いよいよ2年後に迫った新テストは、これまでの2回に亘る試行テストを経て、出題の方向性がはっきりと見えてきました。共通一次試験やセンターテストは、高校現場での教育をできるだけ邪魔しないようにという配慮のようなものが見えていましたが、新テストで、「今後の高校教育はこうあるべきだ」というメッセージを強く発信しています。
第2回試行テストに合わせ公表された平成30年度試行調査(プレテスト)問題作成における主な工夫・改善等についてにはこう書かれています。
大学入試センター試験における問題評価・改善の蓄積を生かすことや、大学教育の基礎力としてどのような知識・技能や思考力・判断力・表現力を問うのかというねらいを明確にすること、高校において「どのように学ぶか」を踏まえることなどを基本的な方向性として問題を作成した。
試行テストの問題を実際に解いてみると、そこに込められた意図がより具体的に読み取れます。来年度以降の指導計画を起こす前には、改めてじっくりと問題を解いてみる必要があると思います。
注意を向けておくべき点は多々ありますが、その中でも見落としてはいけないことを幾つかピックアップしてみたいと思います。
❏ その場で読んでテクストをどれだけ理解できるか
どれだけのことを既に覚えていたかよりも、目の前に与えられた情報を「その場で読んでどれだけ理解できるか」「理解したことを元にどう考察できるか」を試す点に重きが置かれていることはその筆頭です。
テクストの理解力を試す意図のもと、問題で与えられるテクスト(本文だけでなく、グラフや表で示されるデータ、考え方をモデル化した図版なども含む)は、膨大と言える量になっており、現代社会などは60分間で18,000字を読む必要があります。
いわゆる「学習型問題」と呼ばれる、高校生にとって馴染みがない(=教科書で学んでいない)ことを題材に、「その場で読んで概念を理解すること」を求め、そこで得た理解を元に考えなければならない問題も様々な科目に見られます。

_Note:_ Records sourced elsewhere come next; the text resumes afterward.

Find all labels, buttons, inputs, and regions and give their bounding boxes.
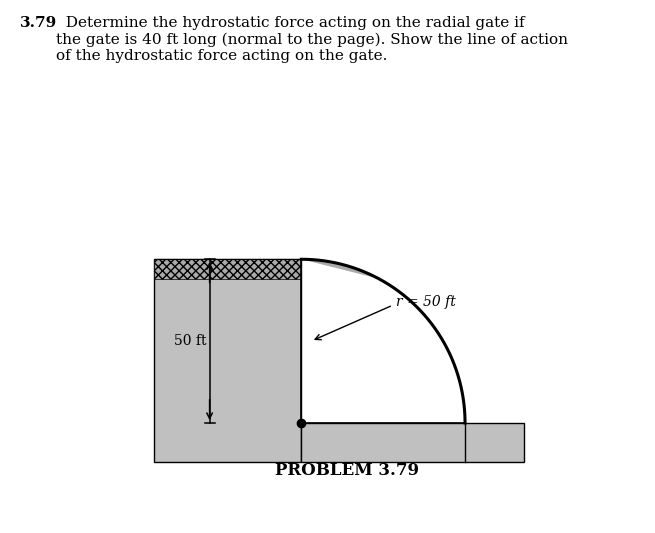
Bar [301,423,524,462]
Text: 3.79: 3.79 [20,16,57,30]
Text: PROBLEM 3.79: PROBLEM 3.79 [275,462,419,479]
Bar [154,259,301,462]
Polygon shape [301,259,379,279]
Bar [154,259,301,279]
Text: Determine the hydrostatic force acting on the radial gate if
the gate is 40 ft l: Determine the hydrostatic force acting o… [56,16,568,63]
Text: 50 ft: 50 ft [174,334,206,348]
Text: r = 50 ft: r = 50 ft [396,295,456,309]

丁寧に教えて理解させ、あとはしっかり覚えさせるという戦略では、この手の問題には対処ができません。
普段の授業から、生徒に自力でテクストを読ませ、理解を求めることを繰り返していく必要があるということです。
◇ ご参考記事:
❏ 正解を導くのにどんなアプローチをとるべきか
これまでの大学入試は主に「正解は何かを尋ねる問題」で構成されていましたが、大学入学共通テストの試行問題で特徴的に見られたのは「正解を導くのにどんなアプローチをとるべきか」を尋ねる問題です。
例えば、現代社会の第6問では、探究学習の場面を想定しており、「問題発見のためにどの資料に当たるべきか」が問われています。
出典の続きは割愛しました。